Paylaş
Görün, “yazmıştı bu kadın” diyeceksiniz de bir gün, gelecektir daha da beteri.
Dilimi eşek arısı soksun elbette ama dolu yağacak kafamıza dolu, taşlar düşecek tepelerden patır patır, yerler yarılacak ortadan.
Alimallah korkuyorum valla billah.
Neden mi? Nedeni biziz. Nedeni bizim dünyadaki başka hiçbir millete benzemeyen bulunmaz Hint kumaşı özelliklerimiz.
Bir kere bizde sürü psikolojisi var.
Nasıl bir güven çobanlara, kuçulara, çobancıklara, nasıl bir hürmet nasıl bir itaatkarlıktır bu ya?
Ama işte hata başlıyor çocukluktan. Efendi uslu yetiştirileceksin ya, tasmalı büyütülüyorsun ve de korkuyla.
Bir kere rütbeli herkesten korkmayı öğretiyorlar sana.

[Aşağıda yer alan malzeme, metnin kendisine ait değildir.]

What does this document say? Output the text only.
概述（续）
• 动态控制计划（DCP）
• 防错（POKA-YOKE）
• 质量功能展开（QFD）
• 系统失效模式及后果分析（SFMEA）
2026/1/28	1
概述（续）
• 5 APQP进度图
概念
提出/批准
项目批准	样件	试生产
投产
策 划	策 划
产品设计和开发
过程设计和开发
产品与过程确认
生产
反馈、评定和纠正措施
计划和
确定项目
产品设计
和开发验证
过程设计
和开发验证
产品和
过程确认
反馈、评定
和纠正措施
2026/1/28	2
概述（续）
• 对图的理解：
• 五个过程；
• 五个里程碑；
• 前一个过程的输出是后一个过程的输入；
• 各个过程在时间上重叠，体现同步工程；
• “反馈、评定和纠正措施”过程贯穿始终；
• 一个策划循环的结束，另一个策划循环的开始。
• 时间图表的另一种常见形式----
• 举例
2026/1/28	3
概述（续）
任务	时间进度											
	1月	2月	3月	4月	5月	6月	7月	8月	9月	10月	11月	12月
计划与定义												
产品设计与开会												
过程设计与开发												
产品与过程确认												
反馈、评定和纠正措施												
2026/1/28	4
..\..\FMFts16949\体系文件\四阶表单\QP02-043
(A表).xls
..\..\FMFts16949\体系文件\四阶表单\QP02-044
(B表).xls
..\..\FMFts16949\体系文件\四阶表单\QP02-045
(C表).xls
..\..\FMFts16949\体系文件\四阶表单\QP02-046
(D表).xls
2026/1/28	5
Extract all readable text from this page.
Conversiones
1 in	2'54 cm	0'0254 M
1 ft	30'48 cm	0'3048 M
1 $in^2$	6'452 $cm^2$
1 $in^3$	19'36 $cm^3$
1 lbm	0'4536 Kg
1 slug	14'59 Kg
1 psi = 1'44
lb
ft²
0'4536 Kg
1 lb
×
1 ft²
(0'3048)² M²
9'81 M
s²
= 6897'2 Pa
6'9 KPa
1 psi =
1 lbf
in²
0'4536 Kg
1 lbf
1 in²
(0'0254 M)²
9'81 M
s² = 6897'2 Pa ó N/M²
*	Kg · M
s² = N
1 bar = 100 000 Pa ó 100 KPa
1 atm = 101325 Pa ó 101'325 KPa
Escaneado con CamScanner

Sen hiç öğretmenine “bence bu konuda haksızsınız, ben haklıyım, gelin tartışalım” falan diyebildin mi acaba?
Hahaha, nerede o cesaret ya?
Şimdi tabi patronunun yanında üç buçuk atarsın. Gerçi at da zaten. Bu memlekette kovulursan nah iş bulursun, o da var ya.
Başına her ne gelirse bu memlekette, hakkın yendiğinde, kazık yediğinde, hastane kapısında süründüğünde ve yaz yaz bitmeyecek örneklerde hep bildiğin, öğretilen o cümleyi söyle; “yarabbi buna da şükür, en azından elim ayağım tutuyor.”
A be ne sabır, nasıl bir Polyannacılıktır bu, daha doğrusu iman gücü işte.
Sen de biliyorsun ki bu memlekette işin Allah’a kalmış, başka kurtarır tarafın yok, farkındasın kendin de.
Hayat her sabah farklı başlar senin memleketinde, akşam yaza yatarsın, sabah kısa kalkarsın, mevsim gibi gündem değişir.
Allah’tan Türksün de bağışıklık sistemin güçlü, yoksa bırak hasta olmayı, can dayanmaz bu hal ve gidişe.
Elin memleketinde yaşansa dünyayı ayağa kaldıracak olay senin günlük gazetelerinin her gün en az iki sayfasını kaplar.
Türk olmasan, her gün en az iki - üç antidepresan içmeden olmaz.
Şımarıklığı da bilmezsin sen, ay canım benim nereden bileceksin, kim şımartacak seni?
Canından bezmiş eşin mi? Devletin şımartmalı değil mi?
Kaç kişiye baba dedin ki? Bir babana, bir devletine öyle değil mi? Allah düşmanıma vermesin böyle üvey baba kardeşim.
Sen daha sigorta, emeklilik, o, bu, şu, sürün dur, çok beklersin.
Eeee ama her şey de devletten beklenmez ki! Bin bir türlü işleri var, görmezlikten mi gelmektesin, seni nasıl yetiştirdiler, efendiliğin nerede senin?
“Ne geldiyse başımıza fazla efendilikten geldi” diyorsan ben de zaten şakacıktan yazmıştım, onu anlattım ya tüm yazıda.
Efendiyiz işte, usluyuz. Yeryüzünün en sadık halkıyız, bizden daha sonra gemiyi terk edecek bir milleti dünyanın hiçbir ülkesinde bulamazsınız.
Bizim kadar hayalperest, bizim kadar dirençli, dayanıklı, inançlı, affedici, kolay kanan, kolay inanan bir millet daha yoktur.
Ha bunların yanı sıra bu yeryüzünün belki de en uyanık, zeka olarak da -özellikle pratik zekada- en önde gelen milletlerinden biri olduğumuzu da ekleyeyim buraya.
Çok yaşamış, çok görmüşüz, bu da geçer deyip her seferinde ümit beslemeye devam etmişiz.
Ne yapacağız biz Türk’üz. Bu saatten sonra da değişmeyiz, yine aynısını yapacağız.
Artık huzur istiyoruz, artık mutlu mesut yaşamak istiyoruz deyip ümit edip bekleyeceğiz.
Çünkü biz Türk’üz, yılmak bilmeyiz.
Gemiyi terk etmeyiz.
Kimselere yedirmeyiz.
Sesimiz gür çıkar.
Ayağımızı bastığımız yer titrer.
Bu da yeryüzünün diğer hiçbir milletinde olmayan özelliklerimizdendir.
Ha bir de birlik bizim diğer adlarımızdan biridir; yani “sürü”.